Un intenso bagliore rossastro proruppe dalla sfera ammiccante e, per un attimo, fu come se avesse sorriso. Ovviamente non c’era nulla in quell’oggetto che potesse sorridere, ma ogni lampo sembrava più eloquente di qualsiasi espressione.
«Dimmi il tuo. Ti dico il mio», propose la sfera. Aveva un timbro vagamente maschile.
«Andrew… Cruel», dichiarò l’altro con appena una vaga esitazione.
«Frahazanard.»
«Che nome è?!» sbottò Andrew, faticando a comprenderlo e memorizzarlo.
«Non ha importanza: sono ai tuoi ordini.»
«Ordini? Cosa significa?»
«Posso alterare la realtà se lo desideri. Sei felice, Andrew Cruel? La tua vita è come vorresti che fosse? Posso cambiare facilmente ciò che non ti aggrada.»
«Che stronzata!» sbottò Andrew. «Perché potresti? In che modo?»
La sfera chiamata Frahazanard lanciò un altro lampo e, quella volta, sembrò quasi sul punto di ridere.
«Mettimi alla prova!» lo sfidò.
«Oh, ne ho una eccellente per te!» esclamò il giovane. «Non so se lo sai, ma ho appena investito un tizio e…»
«Era il mio vecchio padrone», tagliò corto la sfera. «Vorresti che lo riportassi in vita?»
«Esatto!»
«Questo non posso farlo, Andrew Cruel.»
«Non ne sei capace, eh?!»
«Se anche lo fossi, non ne avrei il potere: egli desiderava morire e non c’è arte che possa riportarlo indietro, adesso. Quello che percepisco, tuttavia, non è il desiderio di vita per quest’uomo, ma il timore d’essere condannato per la sua morte.»

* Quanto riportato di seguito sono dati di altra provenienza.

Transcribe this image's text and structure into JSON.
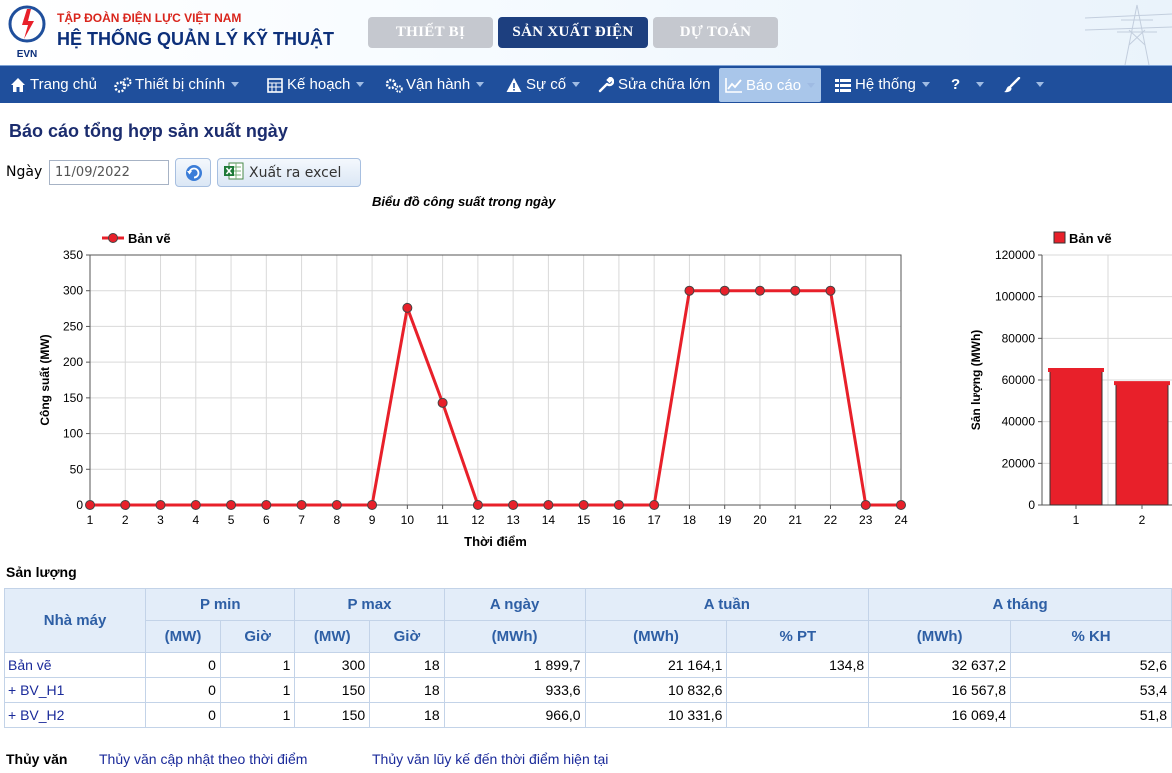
{
  "header": {
    "org_name": "TẬP ĐOÀN ĐIỆN LỰC VIỆT NAM",
    "system_name": "HỆ THỐNG QUẢN LÝ KỸ THUẬT",
    "logo_text": "EVN",
    "tabs": [
      {
        "label": "THIẾT BỊ"
      },
      {
        "label": "SẢN XUẤT ĐIỆN",
        "active": true
      },
      {
        "label": "DỰ TOÁN"
      }
    ]
  },
  "nav": {
    "items": [
      {
        "label": "Trang chủ",
        "icon": "home-icon"
      },
      {
        "label": "Thiết bị chính",
        "icon": "gears-icon"
      },
      {
        "label": "Kế hoạch",
        "icon": "calendar-icon"
      },
      {
        "label": "Vận hành",
        "icon": "cogs-icon"
      },
      {
        "label": "Sự cố",
        "icon": "warning-icon"
      },
      {
        "label": "Sửa chữa lớn",
        "icon": "wrench-icon"
      },
      {
        "label": "Báo cáo",
        "icon": "chart-icon",
        "active": true
      },
      {
        "label": "Hệ thống",
        "icon": "list-icon"
      },
      {
        "label": "?",
        "icon": "help-icon"
      },
      {
        "label": "",
        "icon": "brush-icon"
      }
    ]
  },
  "page": {
    "title": "Báo cáo tổng hợp sản xuất ngày",
    "date_label": "Ngày",
    "date_value": "11/09/2022",
    "export_label": "Xuất ra excel"
  },
  "colors": {
    "series": "#e8202a",
    "brand": "#1f4f9c",
    "header_text": "#0c2f7a"
  },
  "chart_data": [
    {
      "type": "line",
      "title": "Biểu đồ công suất trong ngày",
      "xlabel": "Thời điểm",
      "ylabel": "Công suất (MW)",
      "ylim": [
        0,
        350
      ],
      "yticks": [
        0,
        50,
        100,
        150,
        200,
        250,
        300,
        350
      ],
      "x": [
        1,
        2,
        3,
        4,
        5,
        6,
        7,
        8,
        9,
        10,
        11,
        12,
        13,
        14,
        15,
        16,
        17,
        18,
        19,
        20,
        21,
        22,
        23,
        24
      ],
      "series": [
        {
          "name": "Bản vẽ",
          "values": [
            0,
            0,
            0,
            0,
            0,
            0,
            0,
            0,
            0,
            276,
            143,
            0,
            0,
            0,
            0,
            0,
            0,
            300,
            300,
            300,
            300,
            300,
            0,
            0
          ]
        }
      ],
      "legend": "top-left",
      "grid": true
    },
    {
      "type": "bar",
      "ylabel": "Sản lượng (MWh)",
      "ylim": [
        0,
        120000
      ],
      "yticks": [
        0,
        20000,
        40000,
        60000,
        80000,
        100000,
        120000
      ],
      "categories": [
        "1",
        "2"
      ],
      "series": [
        {
          "name": "Bản vẽ",
          "values": [
            64800,
            58500
          ]
        }
      ],
      "legend": "top-left",
      "grid": true
    }
  ],
  "table": {
    "section_label": "Sản lượng",
    "headers": {
      "plant": "Nhà máy",
      "pmin": "P min",
      "pmax": "P max",
      "aday": "A ngày",
      "aweek": "A tuần",
      "amonth": "A tháng",
      "mw": "(MW)",
      "hour": "Giờ",
      "mwh": "(MWh)",
      "pct_pt": "% PT",
      "pct_kh": "% KH"
    },
    "rows": [
      {
        "name": "Bản vẽ",
        "pmin": "0",
        "pmin_h": "1",
        "pmax": "300",
        "pmax_h": "18",
        "aday": "1 899,7",
        "aweek": "21 164,1",
        "aweek_pct": "134,8",
        "amonth": "32 637,2",
        "amonth_pct": "52,6"
      },
      {
        "name": "+ BV_H1",
        "pmin": "0",
        "pmin_h": "1",
        "pmax": "150",
        "pmax_h": "18",
        "aday": "933,6",
        "aweek": "10 832,6",
        "aweek_pct": "",
        "amonth": "16 567,8",
        "amonth_pct": "53,4"
      },
      {
        "name": "+ BV_H2",
        "pmin": "0",
        "pmin_h": "1",
        "pmax": "150",
        "pmax_h": "18",
        "aday": "966,0",
        "aweek": "10 331,6",
        "aweek_pct": "",
        "amonth": "16 069,4",
        "amonth_pct": "51,8"
      }
    ]
  },
  "footer": {
    "label": "Thủy văn",
    "links": [
      "Thủy văn cập nhật theo thời điểm",
      "Thủy văn lũy kế đến thời điểm hiện tại"
    ]
  }
}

«Come fai a…» trasalì Andrew.
«Lascia perdere», lo interruppe Frahazanard. «Guarda.»
Andrew Cruel abbassò lo sguardo e quasi urlò: il cadavere dell’uomo investito era svanito. Afferrò a tentoni la torcia elettrica e si alzò barcollando, rivolgendo il fascio di luce sull’asfalto, alla ricerca del corpo che, forse, aveva solo creduto di nascondere. Niente. Persino il sangue era scomparso. Era come se nulla fosse mai accaduto, ma… la sfera era lì, stretta nel suo pugno rovente.
«Dov’è finito?!» urlò.
«Che importanza ha, Andrew Cruel? Nessun omicidio è tale senza un cadavere», teorizzò la sfera e, quella volta, il bagliore che emanò diede l’idea di un sogghigno divertito.
«Non posso… non posso crederci!» farfugliò il giovane.
«Desideri credere?» chiese Frahazanard, beffardo.
«Potresti farlo?» ringhiò Andrew, in equilibrio tra l’incredulità e la rabbia.
«Potrei, ma sarebbe noioso. Invece, ti permetterò di sperimentare le fasi della conversione dei giusti.»